One of Dr. King's earliest visits here occurred in May of 1963. He spoke to the congregations of St. Paul's Episcopal Church in Cleveland Heights and Cory United Methodist Church in Cleveland.
He brought a message of non-violence.
The Western Reserve Historical Society has a collection of photographs that document the civil rights leader's visits to Cleveland and now monuments are dedicated to him.
But Pastor Theophilus Caveniss of the Greater Abyssina Baptist Church said don't lift monuments up -- lift people up.
"It's about loving people. It's about doing for people," Pastor Caveniss said.
Pastor Caveniss was among 2,200 people who heard Dr. King speak at a Nobel Peace Prize dinner given in his honor at the Sheraton Cleveland Hotel on March 23, 1965.
Outside the hotel, members of the NAAWP -- The National Association for the Advancement of White People -- protested Dr. King's visit.
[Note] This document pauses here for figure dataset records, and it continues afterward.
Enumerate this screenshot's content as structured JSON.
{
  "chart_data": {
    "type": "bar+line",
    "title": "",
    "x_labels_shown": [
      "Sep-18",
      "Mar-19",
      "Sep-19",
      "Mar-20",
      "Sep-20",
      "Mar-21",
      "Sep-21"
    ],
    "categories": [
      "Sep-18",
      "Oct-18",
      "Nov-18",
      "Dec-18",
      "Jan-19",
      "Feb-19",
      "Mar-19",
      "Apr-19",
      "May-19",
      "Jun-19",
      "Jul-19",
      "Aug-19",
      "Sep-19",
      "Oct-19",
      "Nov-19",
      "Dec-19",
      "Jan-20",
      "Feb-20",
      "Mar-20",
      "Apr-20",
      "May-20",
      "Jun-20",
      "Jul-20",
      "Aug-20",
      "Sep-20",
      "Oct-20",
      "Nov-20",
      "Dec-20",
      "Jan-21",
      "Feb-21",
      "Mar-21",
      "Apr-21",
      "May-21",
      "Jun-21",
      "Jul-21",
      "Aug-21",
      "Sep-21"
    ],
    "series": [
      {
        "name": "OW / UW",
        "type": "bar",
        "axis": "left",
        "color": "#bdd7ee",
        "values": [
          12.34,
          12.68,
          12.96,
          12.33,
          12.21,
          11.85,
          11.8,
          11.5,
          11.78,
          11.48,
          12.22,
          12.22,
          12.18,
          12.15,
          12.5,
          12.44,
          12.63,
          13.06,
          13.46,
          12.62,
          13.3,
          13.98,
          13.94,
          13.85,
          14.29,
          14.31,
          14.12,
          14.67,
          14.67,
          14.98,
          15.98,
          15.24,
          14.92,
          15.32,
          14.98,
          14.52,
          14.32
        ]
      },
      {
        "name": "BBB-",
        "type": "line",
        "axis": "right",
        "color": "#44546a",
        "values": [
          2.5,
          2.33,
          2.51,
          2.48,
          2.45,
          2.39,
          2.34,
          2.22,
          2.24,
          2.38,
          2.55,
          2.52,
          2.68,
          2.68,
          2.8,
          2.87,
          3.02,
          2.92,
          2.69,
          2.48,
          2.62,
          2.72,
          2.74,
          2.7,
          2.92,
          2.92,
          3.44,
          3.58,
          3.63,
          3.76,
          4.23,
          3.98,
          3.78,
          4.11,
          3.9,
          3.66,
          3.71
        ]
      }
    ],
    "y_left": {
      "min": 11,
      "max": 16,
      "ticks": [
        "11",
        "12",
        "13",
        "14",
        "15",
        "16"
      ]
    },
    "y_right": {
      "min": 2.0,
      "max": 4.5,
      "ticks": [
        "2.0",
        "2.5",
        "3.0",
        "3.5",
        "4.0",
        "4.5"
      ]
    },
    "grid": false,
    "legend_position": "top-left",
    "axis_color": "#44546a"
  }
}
"Martin would want to leave a legacy, if I could help somebody as I pass along then my living shall not be in vain," Pastor Caveniss added.
It was the 'march to the ballot box' and the 'get out the vote' drives that brought Dr. King to Cleveland in July and October of 1967.
He spoke to large crowds at Rockefeller Park and in the Mount Pleasant neighborhood.
He worked to register voters and urged black Clevelanders to vote as Carl Stokes campaigned to become the first African American mayor of a major American city.
Dr. King spoke to a small group of Clevelanders early in 1968.
He was assassinated April 4 that year, less than a week before his next scheduled return to Cleveland.